By Tabitha Korol and Kevin O’Neil, February 11, 2020
We can all fight for a cause, but “The function of wisdom is to discriminate between good and evil. – Marcus Tullius Cicero
They began as idealists, working to save the French-Jewish army captain Alfred Dreyfus who’d been falsely accused of conspiring with the Prussian army. The Dreyfus Affair of the mid-1890s and early 1900s was the impulsion for people to unite in support of the rights of the individual before a military authority that was rightly seen to be draconian and dismissive. A worthy cause, yet the case divided France into the anti-Dreyfusards, fascist, Jew-hating ultranationalists, and the “Dreyfusards,” the anti-fascists who formed associations and humanitarian consensus to gain his exoneration.
Today’s anti-fascists, “Antifa,” miss the point if they see themselves as successors to the Dreyfusards. The latter were inspired by love of the individual, a positive inspiration, whereas Antifa is motivated by negative hatred for the establishment and the abuse of the individual who happens to disagree with them.
Defining the term fascism has proven notoriously difficult. There were German antifascists in the early 1900s who joined the Jewish working class to fight for dignity and better wages, and Italian antifascists who fought against Benito Mussolini’s Fascist Party and Hitler’s growing influence. There were also Spanish antifascists both before and during Spain’s civil war, with writers Orwell and Hemingway among their ranks.

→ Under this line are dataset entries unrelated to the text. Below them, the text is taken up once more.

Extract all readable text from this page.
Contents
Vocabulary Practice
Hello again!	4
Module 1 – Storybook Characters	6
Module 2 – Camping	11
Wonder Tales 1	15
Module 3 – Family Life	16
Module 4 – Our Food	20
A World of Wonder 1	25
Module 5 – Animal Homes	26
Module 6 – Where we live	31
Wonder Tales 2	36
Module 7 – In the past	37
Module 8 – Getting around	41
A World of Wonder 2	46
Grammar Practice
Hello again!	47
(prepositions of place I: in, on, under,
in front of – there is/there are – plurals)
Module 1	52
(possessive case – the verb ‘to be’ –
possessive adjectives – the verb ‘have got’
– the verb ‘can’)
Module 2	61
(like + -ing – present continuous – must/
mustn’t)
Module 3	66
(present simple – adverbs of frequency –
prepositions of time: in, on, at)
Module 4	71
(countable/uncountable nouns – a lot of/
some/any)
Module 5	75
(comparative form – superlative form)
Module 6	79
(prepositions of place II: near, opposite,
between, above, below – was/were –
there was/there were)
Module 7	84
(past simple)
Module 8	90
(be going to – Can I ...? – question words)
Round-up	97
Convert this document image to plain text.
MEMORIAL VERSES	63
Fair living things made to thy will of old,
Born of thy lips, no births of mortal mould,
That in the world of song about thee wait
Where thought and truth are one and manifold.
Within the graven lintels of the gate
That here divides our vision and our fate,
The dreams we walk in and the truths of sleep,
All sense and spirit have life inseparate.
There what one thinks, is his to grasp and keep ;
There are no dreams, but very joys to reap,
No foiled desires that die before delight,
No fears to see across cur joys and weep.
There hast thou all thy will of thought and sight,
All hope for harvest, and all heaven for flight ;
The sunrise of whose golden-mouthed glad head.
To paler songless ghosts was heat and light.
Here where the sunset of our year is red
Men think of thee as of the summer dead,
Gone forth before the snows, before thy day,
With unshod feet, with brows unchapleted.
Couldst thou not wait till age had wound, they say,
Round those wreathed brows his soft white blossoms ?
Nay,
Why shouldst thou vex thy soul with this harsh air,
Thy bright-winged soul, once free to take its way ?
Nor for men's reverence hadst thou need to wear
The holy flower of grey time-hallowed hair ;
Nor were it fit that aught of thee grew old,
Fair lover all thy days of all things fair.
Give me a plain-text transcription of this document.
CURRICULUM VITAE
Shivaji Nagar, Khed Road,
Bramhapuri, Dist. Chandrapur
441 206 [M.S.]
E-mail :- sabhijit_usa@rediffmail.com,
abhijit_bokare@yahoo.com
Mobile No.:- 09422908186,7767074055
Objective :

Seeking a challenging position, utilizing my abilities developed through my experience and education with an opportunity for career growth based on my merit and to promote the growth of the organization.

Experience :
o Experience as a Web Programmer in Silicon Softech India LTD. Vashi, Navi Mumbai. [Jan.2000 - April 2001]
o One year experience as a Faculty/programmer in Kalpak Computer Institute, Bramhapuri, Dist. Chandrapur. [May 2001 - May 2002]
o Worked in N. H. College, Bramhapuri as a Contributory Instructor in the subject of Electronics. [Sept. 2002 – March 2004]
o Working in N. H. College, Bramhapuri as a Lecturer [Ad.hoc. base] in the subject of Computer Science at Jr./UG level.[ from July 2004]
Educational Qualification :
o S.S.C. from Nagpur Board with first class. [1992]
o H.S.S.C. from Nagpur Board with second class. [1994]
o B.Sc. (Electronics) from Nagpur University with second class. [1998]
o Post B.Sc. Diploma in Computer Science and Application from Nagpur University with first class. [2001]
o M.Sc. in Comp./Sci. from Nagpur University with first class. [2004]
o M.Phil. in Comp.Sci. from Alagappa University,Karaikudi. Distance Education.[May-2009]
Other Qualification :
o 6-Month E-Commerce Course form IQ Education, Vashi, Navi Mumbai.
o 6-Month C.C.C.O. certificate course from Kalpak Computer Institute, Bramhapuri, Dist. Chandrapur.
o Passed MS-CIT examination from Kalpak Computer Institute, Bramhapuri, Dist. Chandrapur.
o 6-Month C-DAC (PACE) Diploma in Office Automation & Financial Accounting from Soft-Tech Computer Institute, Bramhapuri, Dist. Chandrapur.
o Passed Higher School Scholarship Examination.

But there are sufficient differences between the various fascist regimes that make it virtually impossible to identify a commonality. However, most leading scholars agree that all fascists support the violent revolutionary overthrow of the state’s entire government to be replaced with a totalitarian system that diminishes the value of the individual to a mere component of the whole. Any difference of opinion is seen as fair game to be silenced.
Antifa are a burgeoning collection of discontented militant-leftist groups who, convinced that white supremacism was responsible for chattel slavery and the Holocaust, are allied in their attempt to overthrow “white” western government by any means available, including violence.
British political theorist Roger Griffin, author of “The Nature of Fascism,” wrote, “Fascism is a genus of political ideology whose mythic core in its various permutations is … palingenetic,” which means that a “rebirth” would follow the demolition of the existing political order. By this scholarly definition, Antifa’s own methods and goals fulfill the criteria – not of anti-fascism – but of Fascism!
After interviewing 61 current members in 17 countries, Mark Bray, author of “Antifa: The Anti-Fascist Handbook,” asserts that militant antifascism is a “reasonable, historically informed response to the fascist threat that persisted” after World War II and into recent years. They argue that every fascist or white-supremacist group has the potential of being the start of Mussolini’s original hundred or Hitler’s first fifty-four members of the German Workers’ Party. Hence, they believe they have a righteous obligation to stop what they regard as fascist “violence, incivility, discrimination, and speeches that stimulate further white supremacy, oppression and genocide.”
And fascism, real fascism, must be opposed. Edmund Burke’s statement was never more apposite, “The only thing necessary for the triumph of evil is for good men to do nothing.”
In “The View from My Window: The Ethics of Using Violence to Fight Fascism,” Elie Wiesel recalled familiar riots while he was watching one play out below his fifth-floor window in Berkeley. It brought to mind the millions of people who fought fascism throughout Europe, and he suitably wondered at what point resistance to fascism may be justifiable.
A very sobering question! And whatever the “point” is at which action is justified, one thing is certain: we must be able to define fascism and be convinced that the group we oppose is truly fascistic.
Not only had Wiesel witnessed real fascism at work, but had suffered from it, and lost both parents and a sister to the Nazis. He recalled the brave month-long resistance of the Jews in the Warsaw Ghetto when the Nazis came to liquidate it, April 19, 1943. More than fifty-six thousand Jews were killed, very few escaping. This is the face of real fascism.
America is not Warsaw; neither is it remotely similar. We are not ruled by an authoritarian power, and our laws are not for the subjugation of the individual, but for his/her protection. Antifa must ask themselves if they are even capable of actually recognizing true Fascism.
Columnist Mark Thiessen wrote in the Washington Times (6.30.17) that Antifa was the “moral equivalent of neo-Nazis.” The statement may or may not be prescient, but it will not be the first time in history that a movement that began as an ideological liberator abandoned reason and descended into violence and incoherent rage. In the famous words of Goya, “The sleep of reason produces monsters.”
If Antifa truly aspire to being worthy successors to the antifascist groups of history, they must urgently learn the meaning and methods of fascism and be prepared to come to some very disturbing conclusions.